Evaluation of the physicochemical properties and in vitro digestibility of the complex formed between rice starch and a novel pigment from Vaccinium bracteatum Thunb. leaf

Food Chem. 2022 Apr 16;374:131627. doi: 10.1016/j.foodchem.2021.131627. Epub 2021 Nov 19.

ABSTRACT

This study investigated the effect of Vaccinium bracteatum Thunb. leaf (VBTL) dark blue pigment on the physicochemical properties and in vitro digestibility of different rice starches. The results showed that glutinous rice starch (GRS) had a higher pigment loading capacity than indica rice starch (IRS) and japonica rice starch (JRS).

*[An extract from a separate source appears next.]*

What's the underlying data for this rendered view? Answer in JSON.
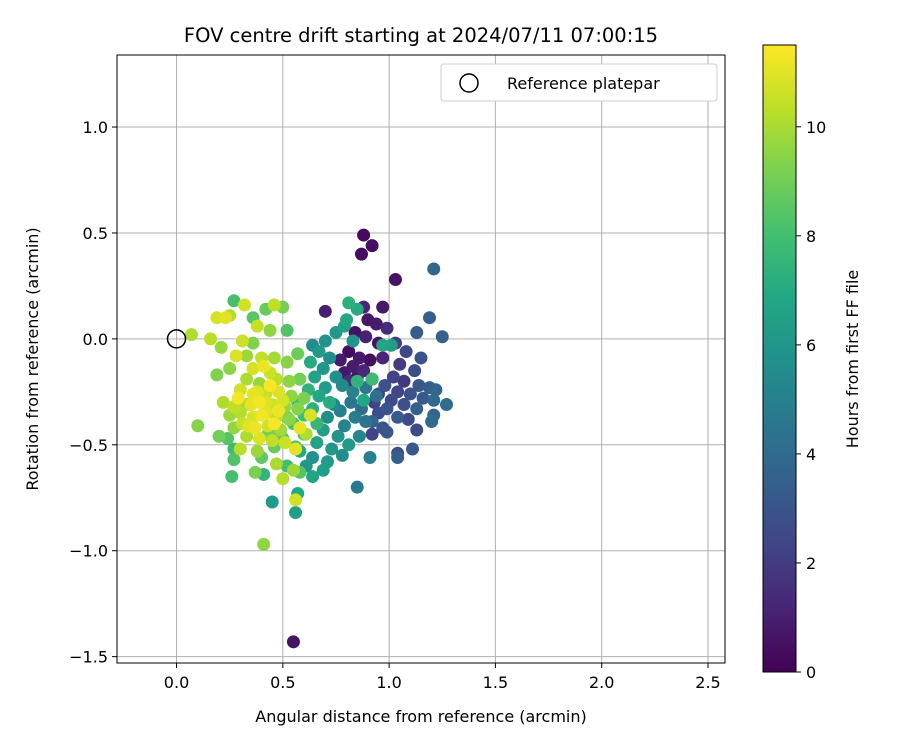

Fourier transform infrared spectroscopy showed that these binary complexes between pigment and starch molecules bind through strong hydrogen bonds. All starch-pigment complexes displayed a lower gelatinization enthalpy than the controls. The addition of this pigment reduced the maximum starch in vitro digestion amount. Furthermore, the addition of pigment significantly increased the resistant starch and decreased the rapidly digestible starch in ‘Wu mi’, rice grains dyed by VBTL. This study provided important evidence of the digestion resistibility of VBTL dark blue pigment on ‘Wu mi’ to promote glycaemic regulation as a healthy cereal product.